Après les envols : sur le nid et hors-champ (1)

Les trois jeunes rapaces ont pris leur envol : Lény le 12 juillet, Kali le 15, et Jéry le 16.  Évidemment, depuis que cette étape a été franchie, l’aire des Balbuzards pêcheurs peut se retrouver à certains moments complètement désertée.  Mais qu’on se rassure : les jeunes ne sont pas prêts à disposer de leur autonomie alimentaire, et en attendant nous allons les revoir à chaque livraison de poisson. Et les séances de nourrissage promettent d’être chaudes, les adultes étant dépassés par l’avidité des rejetons parmi lesquels un ordre de préséance va s’établir rapidement !

En attendant, tenter une séance d’observation depuis le sol relève maintenant assez largement de la loterie. Ainsi, le 17 juillet au milieu de la matinée, Jéry,  qui n’a pris son envol que la veille en bon dernier de la portée se morfond seul sur l’aire : après un intermède « poisson », tous les autres ont déserté le nid.

Le jeune Balbuzard est cependant relativement actif. Il continue notamment ses exercices d’entraînement au vol, avec de fréquentes séquences de battements d’ailes « comme avant ». Histoire, peut-être, de se muscler pour pouvoir tenir bon en vol, en prévision d’escapades de plus en plus lointaines…

Sylva n’est pas loin sur son grand Epicéa : on peut juste l’y entrevoir à travers les frondaisons de la forêt :

Finalement, Jéry s’envole aussi  en laissant le nid désert.

 

Une semaine plus tard, le 23 juillet en l’occurrence, nouvelle tentative. Mais cette fois-ci vers 8h 15, juste après avoir vu sur BalbuCam l’apport d’un poisson par son fournisseur attitré, Reda. Il y a donc du mouvement, cette fois-ci. Sous le regard de Sylva, deux des jeunes sont sur le coup.  Le premier qui s’est servi, après s’être rassasié, laisse la place et s’en va.

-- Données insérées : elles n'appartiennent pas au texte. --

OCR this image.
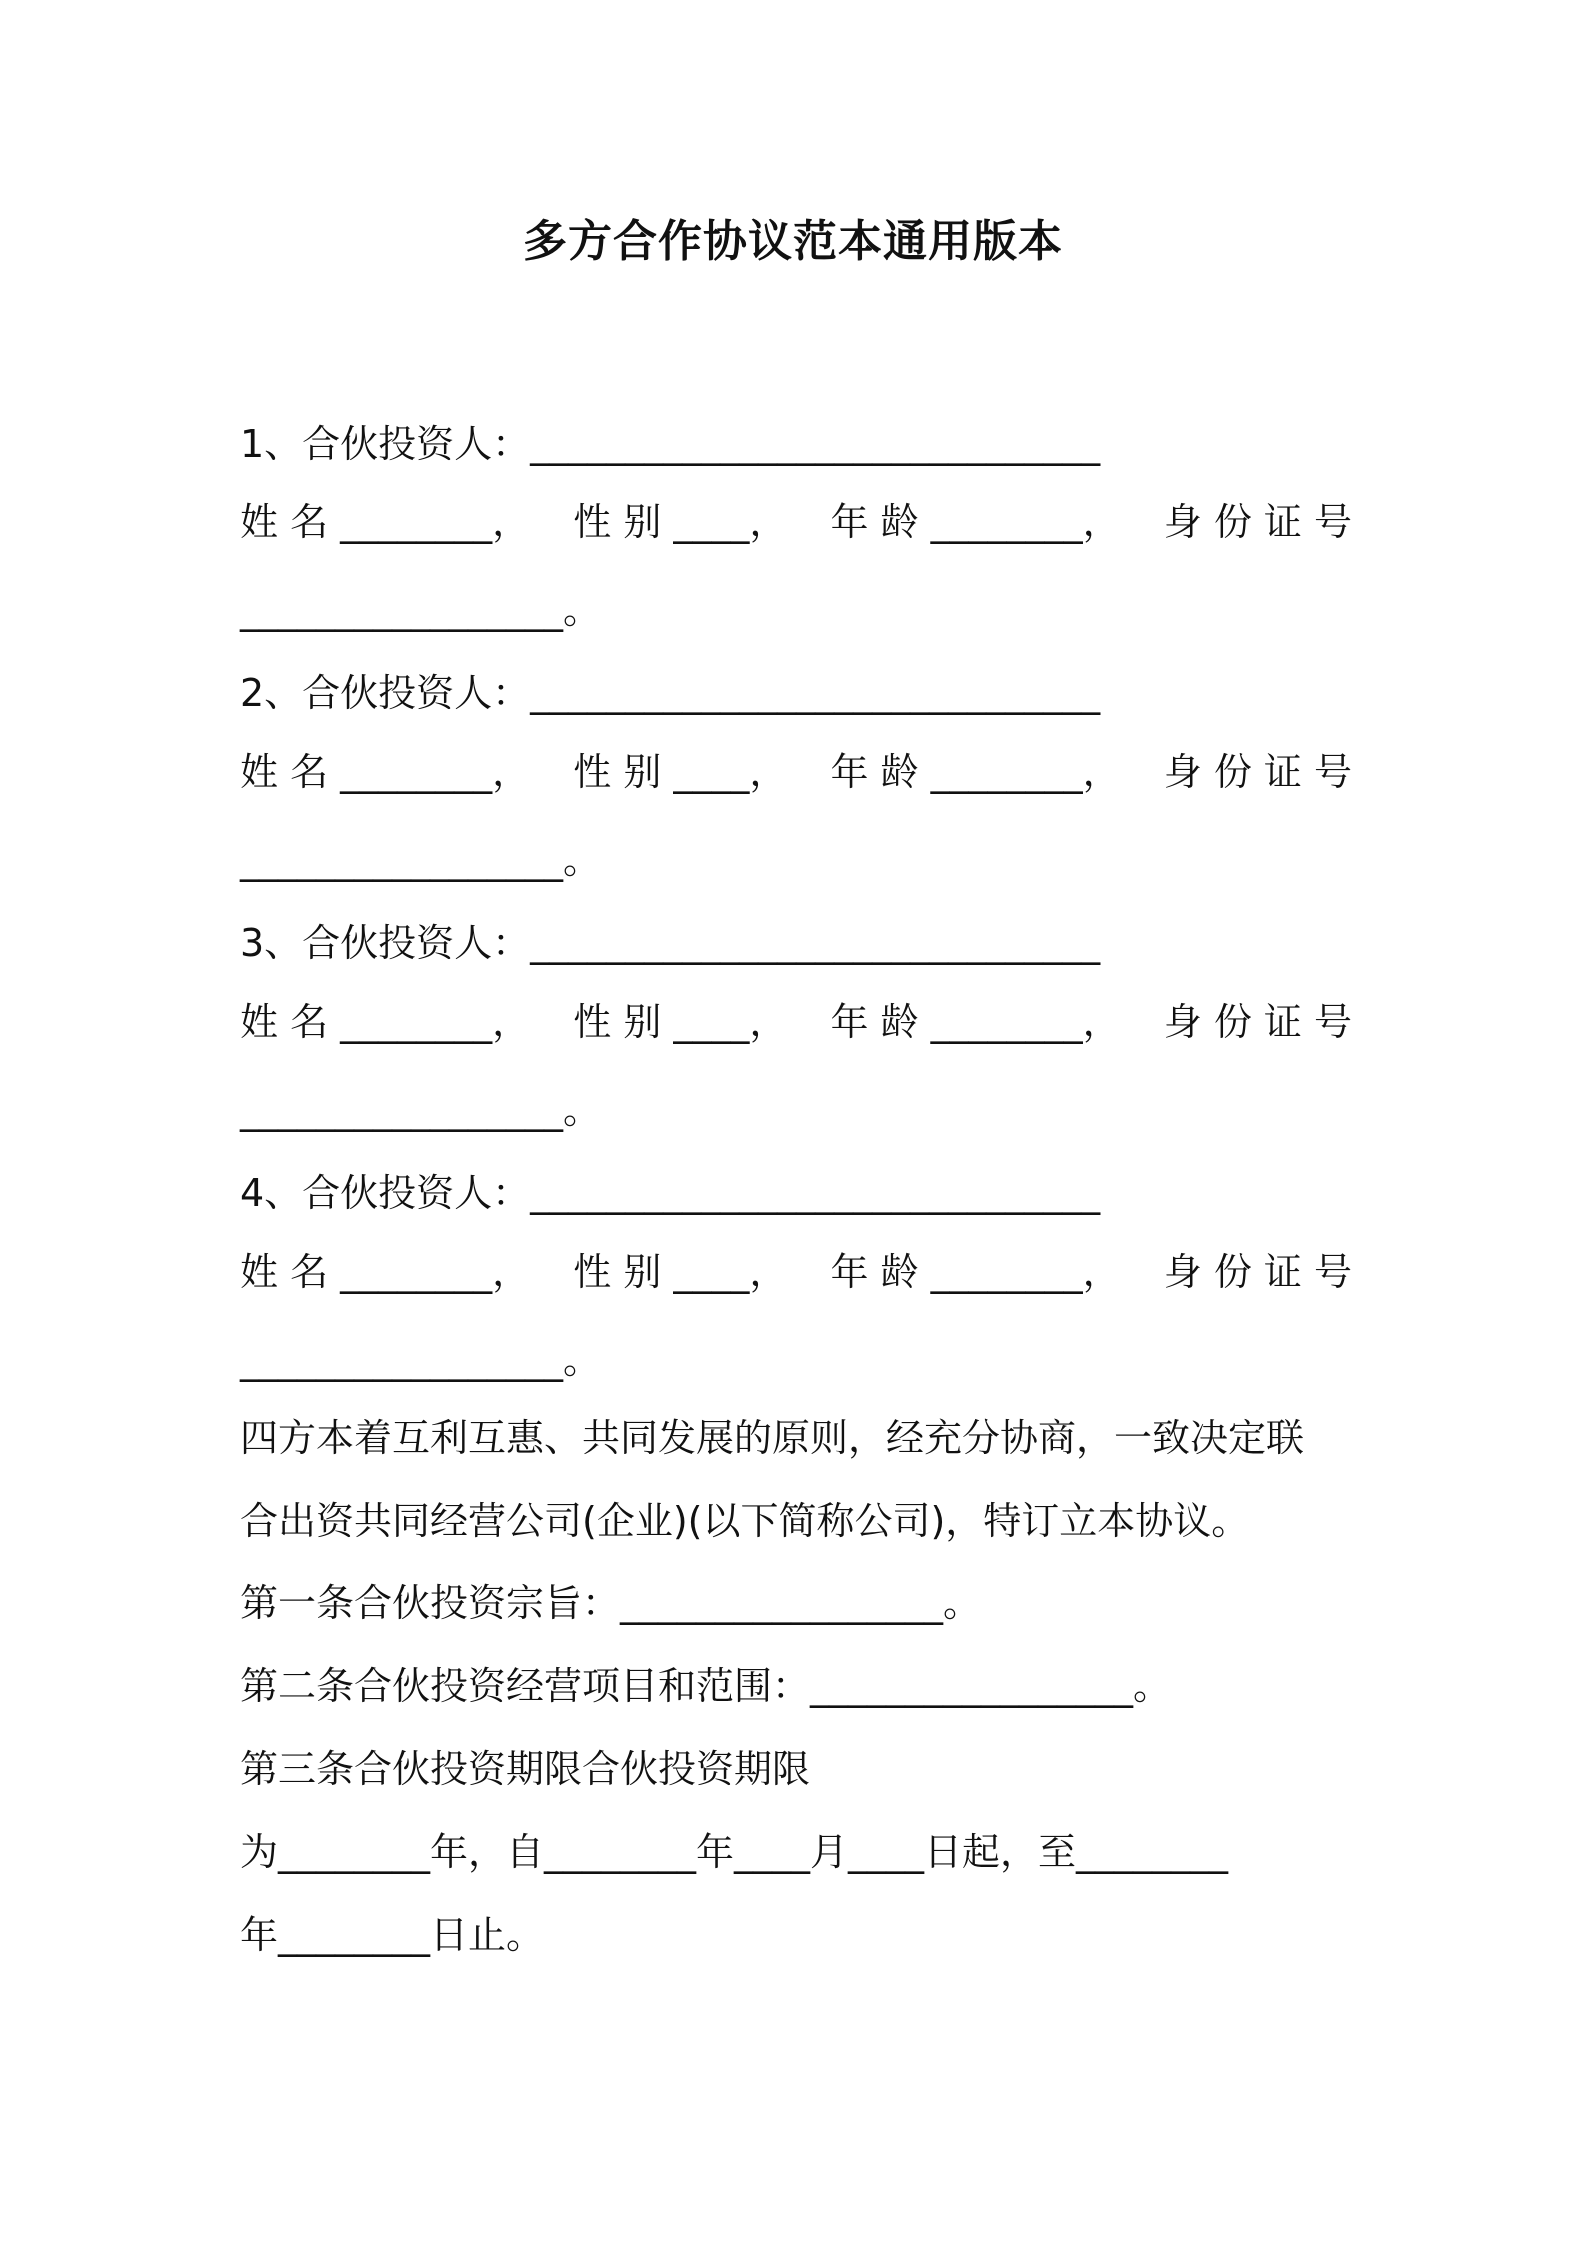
多方合作协议范本通用版本
1、合伙投资人：______________________________
姓 名 ________， 性 别 ____， 年 龄 ________， 身 份 证 号
_________________。
2、合伙投资人：______________________________
姓 名 ________， 性 别 ____， 年 龄 ________， 身 份 证 号
_________________。
3、合伙投资人：______________________________
姓 名 ________， 性 别 ____， 年 龄 ________， 身 份 证 号
_________________。
4、合伙投资人：______________________________
姓 名 ________， 性 别 ____， 年 龄 ________， 身 份 证 号
_________________。
四方本着互利互惠、共同发展的原则，经充分协商，一致决定联
合出资共同经营公司(企业)(以下简称公司)，特订立本协议。
第一条合伙投资宗旨：_________________。
第二条合伙投资经营项目和范围：_________________。
第三条合伙投资期限合伙投资期限
为________年，自________年____月____日起，至________
年________日止。
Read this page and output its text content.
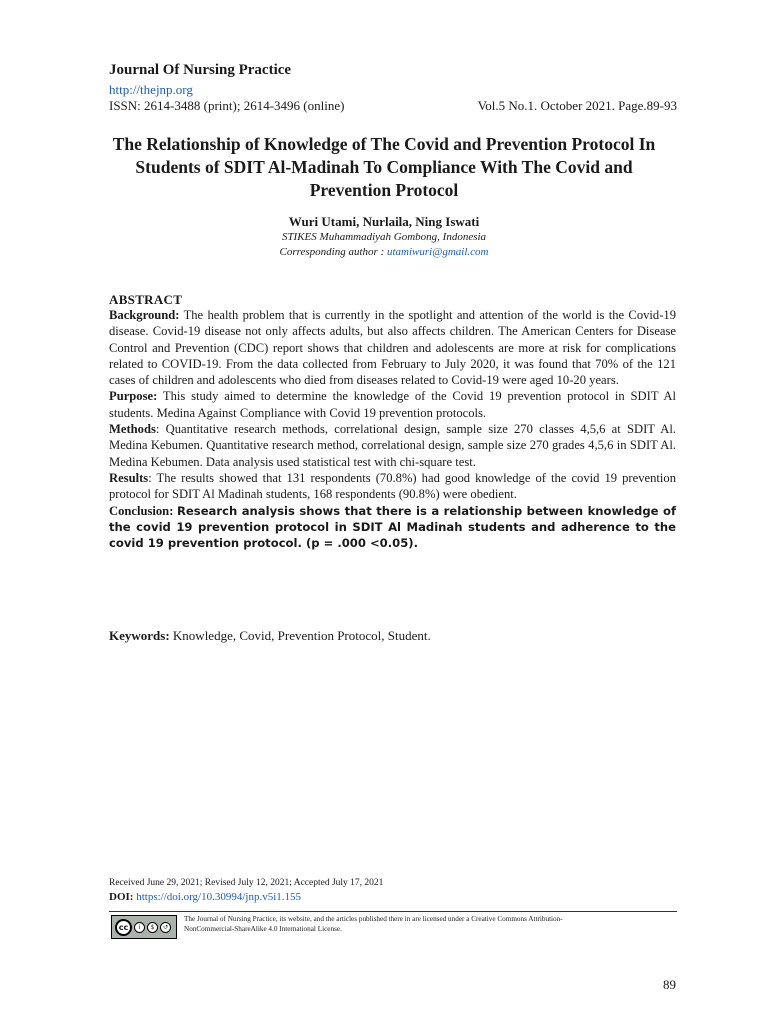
Journal Of Nursing Practice
http://thejnp.org
ISSN: 2614-3488 (print); 2614-3496 (online)	Vol.5 No.1. October 2021. Page.89-93
The Relationship of Knowledge of The Covid and Prevention Protocol In Students of SDIT Al-Madinah To Compliance With The Covid and Prevention Protocol
Wuri Utami, Nurlaila, Ning Iswati
STIKES Muhammadiyah Gombong, Indonesia
Corresponding author : utamiwuri@gmail.com
ABSTRACT

Background: The health problem that is currently in the spotlight and attention of the world is the Covid-19 disease. Covid-19 disease not only affects adults, but also affects children. The American Centers for Disease Control and Prevention (CDC) report shows that children and adolescents are more at risk for complications related to COVID-19. From the data collected from February to July 2020, it was found that 70% of the 121 cases of children and adolescents who died from diseases related to Covid-19 were aged 10-20 years.

Purpose: This study aimed to determine the knowledge of the Covid 19 prevention protocol in SDIT Al students. Medina Against Compliance with Covid 19 prevention protocols.

Methods: Quantitative research methods, correlational design, sample size 270 classes 4,5,6 at SDIT Al. Medina Kebumen. Quantitative research method, correlational design, sample size 270 grades 4,5,6 in SDIT Al. Medina Kebumen. Data analysis used statistical test with chi-square test.

Results: The results showed that 131 respondents (70.8%) had good knowledge of the covid 19 prevention protocol for SDIT Al Madinah students, 168 respondents (90.8%) were obedient.

Conclusion: Research analysis shows that there is a relationship between knowledge of the covid 19 prevention protocol in SDIT Al Madinah students and adherence to the covid 19 prevention protocol. (p = .000 <0.05).

Keywords: Knowledge, Covid, Prevention Protocol, Student.
Received June 29, 2021; Revised July 12, 2021; Accepted July 17, 2021
DOI: https://doi.org/10.30994/jnp.v5i1.155
cc	i	$	↺
The Journal of Nursing Practice, its website, and the articles published there in are licensed under a Creative Commons Attribution-
NonCommercial-ShareAlike 4.0 International License.
89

Seul problème : le vent agite des branches et les pousse de façon aléatoire dans le champ de la digiscopie. Et beaucoup de prises de vues ne sont pas exploitables !

Après le repas, presque rituellement, nous avons droit à l’alerte intrusion. Reda n’est jamais bien loin, et avec Sylva c’est la grande scène des battements d’aile et cris perçants !

Voilà pour nos observations directes du nid  depuis l’extérieur.

A suivre : nos observations dans le ciel, et nos observations du Grand Épicéa.

11 réflexions au sujet de « Après les envols : sur le nid et hors-champ (1) »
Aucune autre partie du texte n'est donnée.